Tak kelihatankah itu?.....
Keputusan menikah seharusnya dibuat ketika........
ketika kita merasa bahwa 'dia' adalah separuh jiwa yang melengkapi hidup,
bahwa bersamanya ternyata lebih menyenangkan dan menenangkan dibandingkan apapun,
bahwa kita rela mengorbankan kebahagiaan kita untuknya,,,
bahwa dengannya kita hanya akan berpikir bagaimana cara membuat dia bahagia....

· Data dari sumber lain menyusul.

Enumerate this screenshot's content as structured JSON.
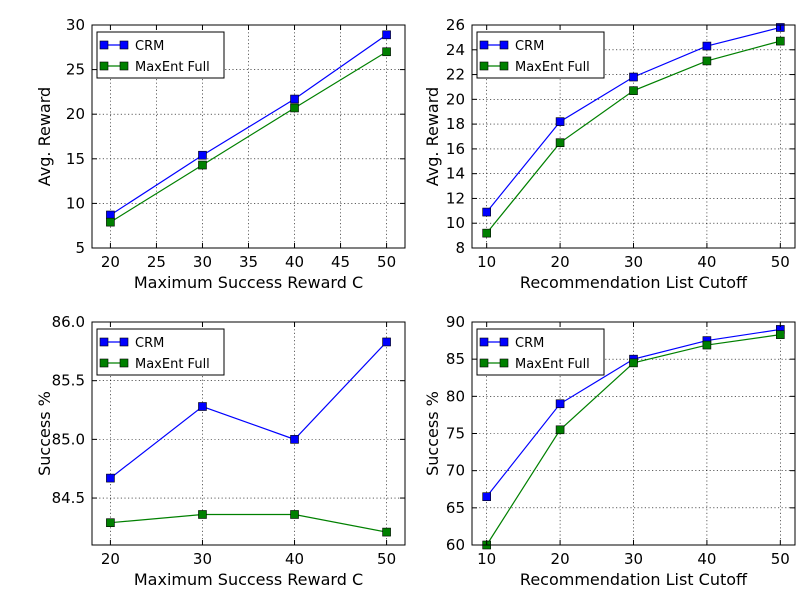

bahwa kita siap mencintai dan mengurusnya seumur hidup kita,
dan bahwa ternyata 'pernikahan' adalah ibadah..... yang mendatangkan berjuta pahala bahkan hanya dengan tersenyum tulus....
Then here I am.....
9 months after the marriage…..
I'm so happy to be here.....
Sebelumnya….
After the honeymoon.....
Kaget pasti iya,,,
stress juga sempat....
ada
yg berubah dari keseharian,,, rutinitas bertambah... kewajiban juga
bertambah....dan kali ini disertai 'dosa' kalau tidak dilaksanakan...
Nah, kaaaan... susah…..^^
Tapi
ternyata adaptasinya tidak susah-susah amat... pelan tapi pasti, tahap
demi tahap... semua akan terasa lebih menyenangkan.... Tergantung pada
diri kita sendiri sebenarnya…
Segala hal yg dikerjakan dengan
ikhlas dan dengan cinta,,, akan mendatangkan kebahagiaan...... Lelah
sudah cukup terhibur hanya dengan satu senyum dan kalimat ”makasih,
sayang....”
So thank God I found him.... my lovely husband...
Yang mengerti diriku dan semua ketidaksempurnaanku...
Tersenyum menenangkan saat aku gelisah...
Menyemangati dan menghibur saat aku lelah....
Meladeniku dengan sabar saat aku uring2an...
Menyabarkan dan membujuk saat emosiku mulai tak terkendali....
Menguatkan saat aku lemah...
Minta maaf meski bukan salahnya hanya untuk meredakan egoku....
Selalu ingin menyenangkanku........
Tak terlewat seharipun tanpa ucapan ”Luv u, sayang...”
Selalu ada ’terimakasih’ untuk hal terkecil sekalipun yg kulakukan untuknya....
Tidak pernah meninggalkanku hanya untuk hal2 tidak penting....
Apalagi hanya untuk nongkrong dengan teman2....
Katanya,
”Buat apa nongkrong ngobrol ngalor ngidul gak jelas? Mendingan
dirumah.... ada istri....” ^^ (wew.... daku tersanjung... )
Then I do the same....
Well,,,,,,
Bukankan cinta memang saling menghargai?
'Cinta pada titik tertentu akan meleburkan ego'...
I always believe that...
Kalau kau mencintai pasanganmu,….
bukankah seharusnya apapun yg kau lakukan adalah hanya untuk kebahagian pasanganmu?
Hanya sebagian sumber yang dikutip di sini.